Foto: Arquivo Pessoal
CONTO - Dia de Jogo - Por Evandro Barbosa
O frio era intenso. Uma espécie de fumaça saía das nossas bocas. Como não dispúnhamos de chuteiras, jogávamos e treinávamos na “paleta” isto é, descalços. Os primeiros garotos que participavam dos treinos matutinos já estavam esperando. Faltava o dono da bola, que era sempre o último a chegar. Em dias de mau humor ele costumava atrasar de propósito. Como era o dono da bola, não precisava participar dos treinos, jogava sempre. Para não incomodar os pais, combinávamos um assobio imitando um pássaro. Chegamos até a bolar um plano que possibilitasse despertar os jogadores sem que fizesse barulho. Consistia em amarrar um cordão no dedão do pé e puxar na hora combinada. Não deu certo. A ponta que ficava na parte de fora da casa nem sempre estava no local. Os movimentos durante o sono sempre saía do lugar, tornando inútil o dispositivo.

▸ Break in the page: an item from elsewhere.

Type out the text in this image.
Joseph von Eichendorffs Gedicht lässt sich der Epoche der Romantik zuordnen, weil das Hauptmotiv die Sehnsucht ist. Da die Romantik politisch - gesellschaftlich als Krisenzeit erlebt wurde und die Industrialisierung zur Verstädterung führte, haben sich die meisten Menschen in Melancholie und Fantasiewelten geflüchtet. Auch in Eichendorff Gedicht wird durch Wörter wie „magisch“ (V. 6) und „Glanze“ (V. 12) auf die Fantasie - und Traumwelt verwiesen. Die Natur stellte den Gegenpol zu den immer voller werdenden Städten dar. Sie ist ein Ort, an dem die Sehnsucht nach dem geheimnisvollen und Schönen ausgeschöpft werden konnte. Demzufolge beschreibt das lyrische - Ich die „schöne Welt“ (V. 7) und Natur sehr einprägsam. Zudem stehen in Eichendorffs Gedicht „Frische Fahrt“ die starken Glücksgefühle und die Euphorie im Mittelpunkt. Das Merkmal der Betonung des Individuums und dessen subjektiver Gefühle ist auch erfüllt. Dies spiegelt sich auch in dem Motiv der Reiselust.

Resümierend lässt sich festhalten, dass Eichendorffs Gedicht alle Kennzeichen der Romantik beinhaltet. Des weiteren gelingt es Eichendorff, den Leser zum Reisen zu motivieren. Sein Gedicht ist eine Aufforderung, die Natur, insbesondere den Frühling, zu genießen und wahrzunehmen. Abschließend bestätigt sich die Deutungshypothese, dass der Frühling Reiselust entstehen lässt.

Os pernas de pau se esforçavam ao máximo para poder participar dos jogos, sempre aos domingos pela manhã.
Chega o técnico. Todos se dirigem ao campo de areia que na noite anterior tinha servido de dormitório para as vacas que insistiam em defecar em toda a extensão do areial.
Inicialmente dávamos algumas voltas ao redor do campo, desviando dos cocôs que ainda estavam quente apesar do frio.
Antes de começar os treinos com bola, arrumávamos os equipamentos para praticar cabeceio. Amarrava-se uma bola à trave e, em fila indiana, todos tentávamos cabeceá-la. Alguns, devido ao tamanho, nem chegavam perto. Ainda assim, eram obrigados a participar da atividade, com a única finalidade de aperfeiçoar a técnica. Dois dos companheiros jamais participavam. Ficavam zoando quem executava as tarefas, era o dono da bola e o seu irmão.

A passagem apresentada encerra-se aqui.